Obj. ID: 44766
Memorials Holocaust Monument to Nakhman Oleinik in the Jewish Cemetery in Lenin, Belarus, 1992
To the main object: Jewish Cemetery in Lenin, Belarus
Memorial name
No official name.
Who is Commemorated?
Nakhman Oleynik, the first Jew murdered in Lenin in July 1941.
Description
The monument to Nakhman Oleynik is erected at the Jewish cemetery in Lenin, on Yevreiskaia Street.
It has the form of a concrete stele standing on a two-step base. At the upper part of the monument, there is a memorial plaque with a Russian inscription an the Soviet five-pointed star.
Inscription
In Russian:
Июль 1941г.
Под пытками
фашистских головорезов
непокоренным погиб
Олейник
Нахман Вольфович
1886г.
Translation: July 1941 / Nakhman Volfovich Oleynik died unbroken under the torture of the Fascist thugs. / 1886.
Commissioned by
The victim's relatives.
sub-set tree:
Lenin was occupied by German troops on July 18, 1941 [Yad Vashem: The Untold Stories]. In May 1942, a closed ghetto was created on a street in the village. Jews from surrounding villages were also interned there. When the ghetto was liquidated on August 14, 1942, 750 Jews escaped to the woods in one of the first uprisings of the war. The rest were taken to trenches that had been dug in the field on the Ogarkov property and executed by Germans assisted by local police. According to witnesses interviewed by Yahad, skilled workers were kept alive and separated in a house outside of the ghetto. They were later liberated by the Partisans [The Map of Holocaust by Bullets: Yahad-In Unum].

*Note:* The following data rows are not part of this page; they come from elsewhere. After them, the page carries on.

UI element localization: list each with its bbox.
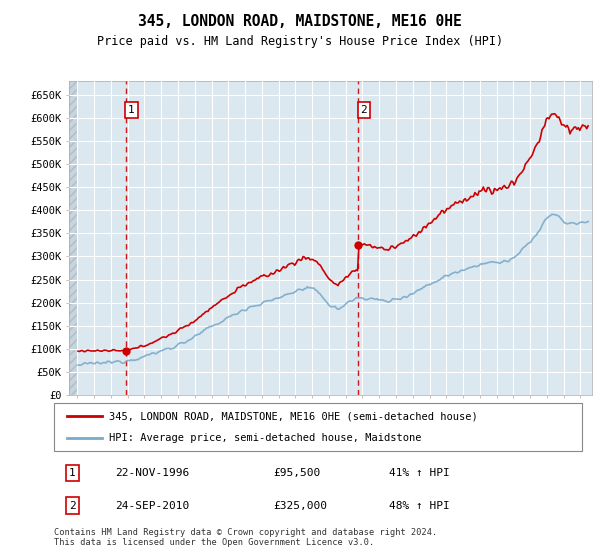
Text: 24-SEP-2010: 24-SEP-2010 (115, 501, 189, 511)
Text: 41% ↑ HPI: 41% ↑ HPI (389, 468, 450, 478)
Text: 48% ↑ HPI: 48% ↑ HPI (389, 501, 450, 511)
Text: 22-NOV-1996: 22-NOV-1996 (115, 468, 189, 478)
Bar (69, 72, 77, 395)
Text: 1: 1 (69, 468, 76, 478)
Text: £325,000: £325,000 (273, 501, 327, 511)
Text: 2: 2 (360, 105, 367, 115)
Text: 345, LONDON ROAD, MAIDSTONE, ME16 0HE (semi-detached house): 345, LONDON ROAD, MAIDSTONE, ME16 0HE (s… (109, 411, 478, 421)
Text: £95,500: £95,500 (273, 468, 320, 478)
Text: Price paid vs. HM Land Registry's House Price Index (HPI): Price paid vs. HM Land Registry's House … (97, 35, 503, 48)
Text: HPI: Average price, semi-detached house, Maidstone: HPI: Average price, semi-detached house,… (109, 433, 422, 443)
FancyBboxPatch shape (54, 403, 582, 451)
Text: 2: 2 (69, 501, 76, 511)
Text: Contains HM Land Registry data © Crown copyright and database right 2024.
This d: Contains HM Land Registry data © Crown c… (54, 528, 437, 547)
Text: 345, LONDON ROAD, MAIDSTONE, ME16 0HE: 345, LONDON ROAD, MAIDSTONE, ME16 0HE (138, 14, 462, 29)
Text: 1: 1 (128, 105, 135, 115)
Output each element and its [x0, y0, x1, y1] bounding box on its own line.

The commemoration begun in 1970s. Today there are three memorials at the former murder site on the hill in the direction of the village of Steblovichi, which currently lies on the northwestern outskirts of Lenin. One of them (erected in 1973) was replaced with a sculpture of the Mourning Mother in 1989. On August 14, 1992, a number of obelisks, including the present one, were unveiled at the Lenin Jewish cemetery. These obelisks were financed by donations, apparently from family members of the victims residing in various countries. While the monument under discussion is dedicated to Nakhman Oleynik (the first Jewish victim of Lenin, who was murdered in July 1941), the others commemorate the eight Jewish young Komsomol members who were murdered shortly after the beginning of the occupation; the members of the Gorodetskiy and Flat families, who were murdered in November 1941; and the Jewish insurgents of Hantsavičy (Gantsevichi) labor camp, the partisans and Itshak Issers, who was murdered after the liquidation of the ghetto [Yad Vashem: The Untold Story].